Commanders and leaders
- AM Subroto Mukerjee Sqn. Ldr. J.C. Sengupta Flt. Lt. S.N. Rampal: AM Asghar Khan Flt. Lt. M. N. Butt Flt. Lt. M. Yunis

Units involved
- No. 106 Squadron: No. 15 Squadron

Strength
- 1 English Electric Canberra B(I)58: 2 F-86F Sabres

Casualties and losses
- 1 English Electric Canberra B(I)58 shot down 2 airmen captured: None

= 1959 Canberra shootdown =

Indo-Pakistani conflict aircraft shootdown

The Canberra shootdown incident occurred on 10 April 1959, when an English Electric Canberra B(I)58 of the Indian Air Force was shot down by an F-86F Sabre of the Pakistan Air Force over Rawat, near Rawalpindi while performing an aerial reconnaissance mission. This incident is regarded as the first aerial kill of the Pakistan Air Force.

==Incident==
Because it was Eid al-Fitr most PAF personnel had been given the day off, with only a skeleton crew, mostly comprising unmarried officers and airmen, on duty.
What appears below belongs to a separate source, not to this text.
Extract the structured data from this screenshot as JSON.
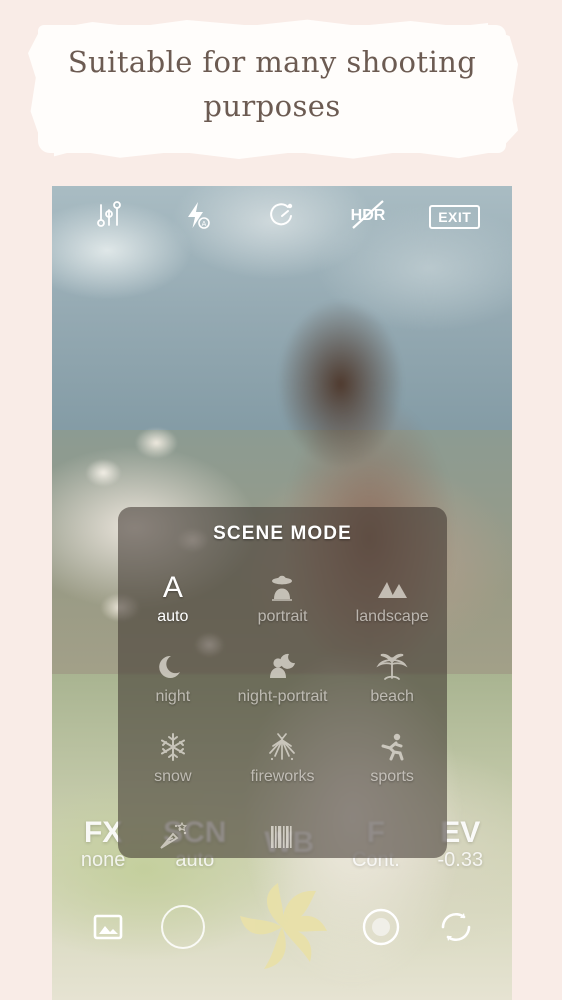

The Indian Canberra entered Pakistani airspace while on an aerial reconnaissance mission. Pakistani radar had detected that an intruder had flown in from Indian airspace, heading towards Gujrat, Pakistan. Repeated warnings were issued to the intruder to land at Gujrat, where it was spotted. Two F-86F Sabres flown by Flt. Lt. M. N. Butt and Flt. Lt. M. Yunis were scrambled from PAF Base Peshawar to intercept it. Flt. Lt. M. N. Butt attempted to bring down the Canberra by firing his machine guns, but the Canberra was flying at an altitude of more than 50000 ft, beyond the operational ceiling of the F-86F. When Yunis took over, the Canberra suddenly lost height while executing a turn over Rawalpindi. Yunis fired a burst from his guns which hit the Canberra at an altitude of 47500 ft and brought it down over Rawat. Both crew members of the IAF Canberra Sqn Ldr J.C. Sengupta, and Flt Lt S.N. Rampal ejected and were captured by Pakistani authorities. They were subsequently released and repatriated a day later after remaining in detention for some time.

==Claims==
Pakistan claims that the mission of the Canberra was to take aerial photographs of strategic installations between Lahore and Rawalpindi and that the Canberra had been warned both by hand-signals and warning shots in front of the plane. The Foreign Office of Pakistan published a press note allegedly with a written statement of Sqn. Ldr. J.C. Sengupta, which revealed the hostile nature of his mission to graph certain military targets in Pakistan. The press note emphasized the fact that the incident took place on the Eid when the Indian Air Force expected that the Pakistani defence personnel, like the rest of the nation, would be celebrating Eid and it would consequently make their espionage mission less risky and more promising on that day.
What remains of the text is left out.